If the mapping looks pretty much as you'd expect it to, you can check the mapping which was actually applied to your existing indices at the time of write by going into the Dev Tools console and searching for the following:

GET winlogbeat-*/_mapping/field/host.name

This should show you every instance of the host.name field's mappings across all of the winlogbeat-* indices in Elasticsearch - again, you're looking for it to look something like this, with one for each index:

You'll need to make sure that all of the indices match that mapping type, if some of them show the type of "text" as their type and some show "keyword" then this would explain the mismatch, and you'll need to re-index or otherwise delete the ones showing as "text".

Let me know how you get on with this, and whether this resolves your issue. I suspect this will also be what's causing your issue in #127, so hopefully fixing this will resolve both problems.

Jonathan Haddock · Answer 2 · Mon Mar 21 2022 22:30:41 GMT+0800 (China Standard Time)

Hi @adam-ncc, thanks for the pointers which I've started to look into today.

It appears I was missing the mappings for lme_template (there was nothing under "mapped fields" at Stack Management -> Index Management -> Index Templates -> lme_template -> Mappings). I also ran GET winlogbeat-*/_mapping/field/host.name which showed as below, so was clearly wrong:

  "winlogbeat-28.02.2022" : {
    "mappings" : {
      "host.name" : {
        "full_name" : "host.name",
        "mapping" : {
          "name" : {
            "type" : "text",
            "fields" : {
              "keyword" : {
                "type" : "keyword",
                "ignore_above" : 256
              }
            }
          }
        }
      }
    }
  },

At this point I took a VM snapshot so I could tinker. I'll outline my steps below in case others have the same issue.

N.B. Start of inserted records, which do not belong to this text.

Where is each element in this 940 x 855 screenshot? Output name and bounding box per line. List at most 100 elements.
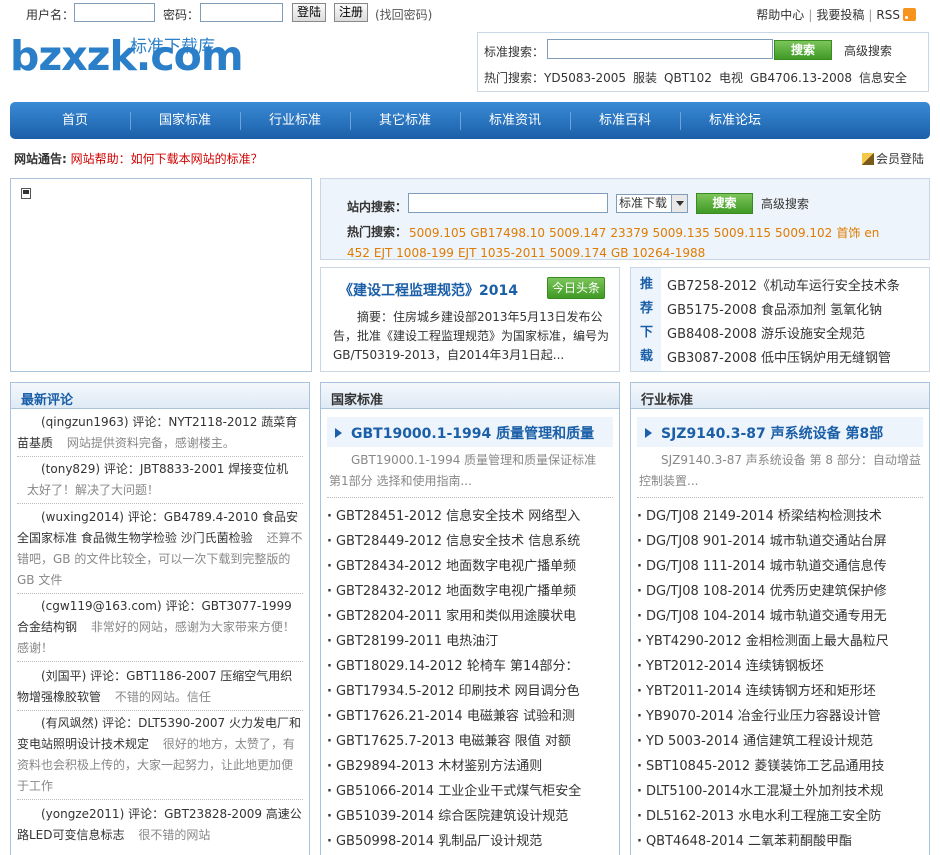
site-hot-item[interactable]: 5009.147 [549,226,606,240]
nav-item-wiki[interactable]: 标准百科 [570,102,680,139]
panel-header: 最新评论 [11,383,309,409]
list-item[interactable]: YBT2011-2014 连续铸钢方坯和矩形坯 [637,679,923,704]
list-item[interactable]: YBT4290-2012 金相检测面上最大晶粒尺 [637,629,923,654]
notice-label: 网站通告: [14,152,67,166]
hot-search-item[interactable]: QBT102 [664,71,712,85]
list-item[interactable]: GBT18029.14-2012 轮椅车 第14部分： [327,654,613,679]
site-advanced-search-link[interactable]: 高级搜索 [761,195,809,212]
nav-item-national[interactable]: 国家标准 [130,102,240,139]
member-login-label: 会员登陆 [876,152,925,166]
list-item[interactable]: QBT4648-2014 二氧苯莉酮酸甲酯 [637,829,923,854]
nav-item-news[interactable]: 标准资讯 [460,102,570,139]
comment-note: 太好了！解决了大问题！ [27,483,160,497]
site-hot-item[interactable]: 23379 [610,226,648,240]
comment-item[interactable]: (刘国平) 评论：GBT1186-2007 压缩空气用织物增强橡胶软管 不错的网… [17,666,303,711]
username-input[interactable] [74,3,155,22]
site-hot-item[interactable]: 5009.102 [775,226,832,240]
hot-search-label: 热门搜索： [484,71,545,85]
featured-standard[interactable]: GBT19000.1-1994 质量管理和质量 [327,417,613,447]
nav-item-home[interactable]: 首页 [20,102,130,139]
headline-title[interactable]: 《建设工程监理规范》2014 [339,280,518,300]
nav-item-industry[interactable]: 行业标准 [240,102,350,139]
list-item[interactable]: DL5162-2013 水电水利工程施工安全防 [637,804,923,829]
list-item[interactable]: GBT17934.5-2012 印刷技术 网目调分色 [327,679,613,704]
search-type-select[interactable]: 标准下载 [616,194,688,213]
list-item[interactable]: GBT28434-2012 地面数字电视广播单频 [327,554,613,579]
recommend-item[interactable]: GB3087-2008 低中压锅炉用无缝钢管 [667,347,925,366]
national-standards-panel: 国家标准 GBT19000.1-1994 质量管理和质量 GBT19000.1-… [320,382,620,855]
recommend-item[interactable]: GB8408-2008 游乐设施安全规范 [667,323,925,342]
nav-item-other[interactable]: 其它标准 [350,102,460,139]
hot-search-item[interactable]: 信息安全 [859,71,907,85]
list-item[interactable]: GB50998-2014 乳制品厂设计规范 [327,829,613,854]
standard-search-box: 标准搜索： 搜索 高级搜索 热门搜索：YD5083-2005 服装 QBT102 电视… [477,32,929,92]
list-item[interactable]: GB51039-2014 综合医院建筑设计规范 [327,804,613,829]
site-hot-item[interactable]: 5009.115 [714,226,771,240]
standard-search-button[interactable]: 搜索 [774,40,832,60]
site-search-button[interactable]: 搜索 [696,193,753,214]
comment-text: (wuxing2014) 评论：GB4789.4-2010 食品安全国家标准 食… [17,510,298,545]
hot-search-row: 热门搜索：YD5083-2005 服装 QBT102 电视 GB4706.13-2008… [484,69,914,86]
site-hot-item[interactable]: EJT 1035-2011 [458,246,546,260]
chevron-down-icon[interactable] [671,195,687,212]
recover-password-link[interactable]: (找回密码) [375,6,432,23]
triangle-right-icon [645,428,652,438]
list-item[interactable]: YBT2012-2014 连续铸钢板坯 [637,654,923,679]
list-item[interactable]: DG/TJ08 901-2014 城市轨道交通站台屏 [637,529,923,554]
hot-search-item[interactable]: YD5083-2005 [544,71,626,85]
site-search-input[interactable] [408,193,608,213]
username-label: 用户名： [26,8,75,22]
recommend-item[interactable]: GB7258-2012《机动车运行安全技术条 [667,275,925,294]
recommend-item[interactable]: GB5175-2008 食品添加剂 氢氧化钠 [667,299,925,318]
list-item[interactable]: DG/TJ08 108-2014 优秀历史建筑保护修 [637,579,923,604]
register-button[interactable]: 注册 [334,3,369,22]
site-hot-item[interactable]: EJT 1008-199 [374,246,454,260]
rss-icon[interactable] [903,8,916,21]
comment-item[interactable]: (tony829) 评论：JBT8833-2001 焊接变位机 太好了！解决了大… [17,459,303,504]
pencil-icon [862,153,874,165]
hot-search-item[interactable]: 服装 [633,71,657,85]
list-item[interactable]: GB29894-2013 木材鉴别方法通则 [327,754,613,779]
list-item[interactable]: GBT28432-2012 地面数字电视广播单频 [327,579,613,604]
hot-search-item[interactable]: GB4706.13-2008 [750,71,852,85]
list-item[interactable]: DG/TJ08 2149-2014 桥梁结构检测技术 [637,504,923,529]
comment-item[interactable]: (yongze2011) 评论：GBT23828-2009 高速公路LED可变信… [17,804,303,848]
standard-search-input[interactable] [547,39,773,59]
list-item[interactable]: DG/TJ08 104-2014 城市轨道交通专用无 [637,604,923,629]
site-hot-item[interactable]: 5009.174 [550,246,607,260]
site-hot-item[interactable]: GB 10264-1988 [611,246,705,260]
contribute-link[interactable]: 我要投稿 [816,8,864,22]
list-item[interactable]: GBT28204-2011 家用和类似用途膜状电 [327,604,613,629]
featured-standard[interactable]: SJZ9140.3-87 声系统设备 第8部 [637,417,923,447]
comment-item[interactable]: (有风飒然) 评论：DLT5390-2007 火力发电厂和变电站照明设计技术规定… [17,713,303,800]
site-hot-item[interactable]: 5009.105 [409,226,466,240]
list-item[interactable]: YD 5003-2014 通信建筑工程设计规范 [637,729,923,754]
comment-item[interactable]: (wuxing2014) 评论：GB4789.4-2010 食品安全国家标准 食… [17,507,303,594]
list-item[interactable]: GBT28449-2012 信息安全技术 信息系统 [327,529,613,554]
hot-search-item[interactable]: 电视 [719,71,743,85]
site-hot-item[interactable]: 首饰 [836,226,860,240]
site-hot-item[interactable]: GB17498.10 [470,226,545,240]
list-item[interactable]: DLT5100-2014水工混凝土外加剂技术规 [637,779,923,804]
site-hot-item[interactable]: 5009.135 [653,226,710,240]
list-item[interactable]: GB51066-2014 工业企业干式煤气柜安全 [327,779,613,804]
list-item[interactable]: DG/TJ08 111-2014 城市轨道交通信息传 [637,554,923,579]
list-item[interactable]: GBT28451-2012 信息安全技术 网络型入 [327,504,613,529]
list-item[interactable]: SBT10845-2012 菱镁装饰工艺品通用技 [637,754,923,779]
rss-link[interactable]: RSS [876,8,900,22]
list-item[interactable]: GBT28199-2011 电热油汀 [327,629,613,654]
featured-title[interactable]: GBT19000.1-1994 质量管理和质量 [351,423,594,443]
list-item[interactable]: GBT17626.21-2014 电磁兼容 试验和测 [327,704,613,729]
password-input[interactable] [200,3,283,22]
comment-item[interactable]: (cgw119@163.com) 评论：GBT3077-1999 合金结构钢 非… [17,596,303,662]
comment-item[interactable]: (qingzun1963) 评论：NYT2118-2012 蔬菜育苗基质 网站提… [17,412,303,457]
list-item[interactable]: YB9070-2014 冶金行业压力容器设计管 [637,704,923,729]
advanced-search-link[interactable]: 高级搜索 [844,42,892,59]
help-center-link[interactable]: 帮助中心 [756,8,804,22]
featured-title[interactable]: SJZ9140.3-87 声系统设备 第8部 [661,423,883,443]
list-item[interactable]: GBT17625.7-2013 电磁兼容 限值 对额 [327,729,613,754]
notice-link[interactable]: 网站帮助：如何下载本网站的标准？ [71,152,263,166]
login-button[interactable]: 登陆 [292,3,327,22]
nav-item-forum[interactable]: 标准论坛 [680,102,790,139]
member-login-link[interactable]: 会员登陆 [862,150,924,167]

cd /opt/lme/Chapter 3 files
sudo ./deploy.sh update which completes correctly
sudo ./dashboard_update.sh which dumps JSON to the shell, but begins {"successCount":234,"success":true,"warnings":[],"successResults
Browse to Security -> Detect -> Rules and click to "Update 172 Elastic prebuilt rules"
Filter the rules by tag "Windows"
Click "Select all 290 rules" from above the rule list
Click "Bulk actions" then "Activate Selected"
There's still no mappings under the lme_template at that point
Back in the shell, run sudo deploy.sh upgrade (note upgrade not update)
Mappings now show under the lme_template
Go to the developer console (https://YOUR-LME-KIBANA-INSTANCE/app/dev_tools#/console) and run the re-indexing per the file at /lme/docs/painless-reindex.txt

I'm now waiting for that to complete, whereupon I'll feedback my findings. Already it's looking positive though. This makes me wonder if I misread / missed a step during the original upgrade.

Jonathan Haddock · Answer 3 · Mon Mar 21 2022 23:09:48 GMT+0800 (China Standard Time)

Hello again,

I can confirm that has resolved the issue after the duplicate, old, indices (those without -1 in the name) were deleted. Seems the full process for my fix is (slightly re-ordered from above, as I suspect the below makes more sense):

cd /opt/lme/Chapter 3 files
sudo deploy.sh upgrade
sudo ./dashboard_update.sh
Browse to Security -> Detect -> Rules and click to "Update 172 Elastic prebuilt rules"
Filter the rules by tag "Windows"
Click "Select all 290 rules" from above the rule list
Click "Bulk actions" then "Activate Selected"
Browse to Stack Management -> Index Management -> Index Templates -> lme_template -> Mappings and confirm mappings are present
Go to the developer console (https://your-lme-kibana-instance/app/dev_tools#/console) and run the re-indexing per the file at /lme/docs/painless-reindex.txt

I hope this helps anyone else with the same issue. Many thanks for the help, I'll close this now.